People in most places would be appalled if the chairman of the court-appointed Electoral Board — which is supposed to guarantee fair and accurate voting — tried to encourage a mayoral candidate to drop out with just weeks left in the campaign.
In Portsmouth, the quaint city of just under 100,000 residents in Hampton Roads, it’s merely another day ending in “y.”
This is the same place where a state senator — among the leading Black elected officials in Virginia — and others face felony charges for their roles in a protest at Portsmouth’s Confederate monument. Louise Lucas, who told police they couldn’t arrest protesters about to spray paint a Confederate monument, had left hours before the worst of the protest, when a man was seriously injured by a toppled statue, so the charges are dubious. The Washington Post editorialized that the case against her is an “example of rogue local police making a mockery of justice.”
Portsmouth is where a former council ousted the then-city manager, who’s White, in 2015, in what I called score-settling. (Incidentally, you might need a flowchart: Current Mayor John Rowe was the person the council terminated back then.)
It’s where a past mayor, who’s Black, was detained by the then-White sheriff in a farcical vehicle chase over an expired inspection sticker. The two were political rivals.
Let me be clear: It’s not that folks in the port city approve of the current chicanery by William Watts Sr., who’s been on the three-person Electoral Board for more than 20 years. He had no business mucking up things, even if it’s unclear whether Watts violated state law.
It’s just that, at the intersection where race, politics and power meets, this is sadly par for the course. Shenanigans like this happen elsewhere, but they’re blatant in Portsmouth.
The Virginian-Pilot reported — and Watts confirmed to me in an interview Tuesday — that he urged Tony Goodwin, who’s White, to drop out in favor of Danny Meeks, who’s also White. That would make it tougher for council member Shannon Glover, who’s Black, to win the top spot.

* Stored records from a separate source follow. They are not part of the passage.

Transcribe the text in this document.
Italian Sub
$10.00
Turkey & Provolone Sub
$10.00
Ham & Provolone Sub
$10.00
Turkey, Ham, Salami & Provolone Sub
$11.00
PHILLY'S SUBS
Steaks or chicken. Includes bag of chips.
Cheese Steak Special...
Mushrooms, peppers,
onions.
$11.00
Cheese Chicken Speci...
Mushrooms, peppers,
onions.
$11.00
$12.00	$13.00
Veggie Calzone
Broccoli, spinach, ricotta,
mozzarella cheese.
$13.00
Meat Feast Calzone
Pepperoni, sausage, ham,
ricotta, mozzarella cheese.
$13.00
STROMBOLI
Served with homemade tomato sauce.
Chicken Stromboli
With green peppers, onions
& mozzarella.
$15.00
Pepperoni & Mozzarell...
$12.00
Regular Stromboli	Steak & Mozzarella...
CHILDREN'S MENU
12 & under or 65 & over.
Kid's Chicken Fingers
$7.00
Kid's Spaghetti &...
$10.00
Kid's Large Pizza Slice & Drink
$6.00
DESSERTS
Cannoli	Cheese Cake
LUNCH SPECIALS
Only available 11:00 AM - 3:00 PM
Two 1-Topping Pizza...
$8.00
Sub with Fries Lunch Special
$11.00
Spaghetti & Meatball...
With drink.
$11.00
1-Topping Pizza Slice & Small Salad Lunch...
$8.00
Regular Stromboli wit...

“Shannon gets in, and we don’t have a majority,” Watts, who’s White, can be heard saying in an audio recording Goodwin made. “I can’t tell you how many people have told me that if Danny don’t win, they’re moving because that’s Portsmouth’s last shot.”
Seeing Meeks up close during his public career, I’ve never viewed him as Portsmouth’s “savior.” But I’ll save that conversation for another day.
Such maneuvering happens all the time, often behind the scenes. What’s unacceptable is an election official participating in the stealthiness.
Watts repeatedly denied his motive was racial when I asked what he meant by “a majority.” He told me he instead disagrees with Glover’s liberal politics.
Watts is a Republican. City Council contests are officially nonpartisan, but it’s usually clear if candidates lean left or right on the issues.
Watts’ denial — if you buy it, and I’m skeptical — may be a distinction without a difference, however. Particularly in a city riven by race, and where disagreements are often right at the surface.
Many communities in Virginia and around the country face similar controversies. That’s especially so in localities where the breakdown is roughly half-White, half-people of color, and where Blacks haven’t always enjoyed a consistent majority on municipal bodies.
Portsmouth, for example, is now 53 percent Black and 40 percent White. The population has lost a few thousand people since 2000, and it now has just under 96,000 residents. The seven-member City Council currently has four Whites and three Blacks; many high-profile, contentious votes are split along racial lines.
That’s why I’ve included the race of the players in this column.
I get the impression longtime Black residents and local activists believe the council majority should now reflect the changing demographics. They believe city policy should prioritize Black neighborhoods which were neglected previously, for example.
Eric Claville, director of the Center for African American Public Policy at Norfolk State University, told me Portsmouth “represents a microcosm of the past, and how it’s been so hard for African-Americans in some areas to get past the past.” (Full disclosure: Claville and I have occasionally appeared together on WHRV-FM’s “Another View” public affairs show.)
Claville sees similar dynamics in Portsmouth and a city like Danville: Limited resources. Median household income much lower than the state’s. Lack of ability to expand geographically. Difficulty in boosting economic growth. And a Black population that’s roughly equal to the number of Whites.
That often leads to discord. “It’s a toxic mix of control,” he added.
When that happens, even simple problems become divisive. Politicians vote along the usual fault lines, instead of truly weighing an issue and deciding what’s best for the entire city. Race can then overwhelm reason.
Watts, the Electoral Board member, told me Tuesday he’s not resigning. That’s misguided, since his action was unethical, if not illegal. His meddling will cause an outcry if the vote total is close. Quit the board, and he can play the power broker all he likes.
The difference is the public now knows about the machinations in Portsmouth. The political deceit happens elsewhere, just more covertly.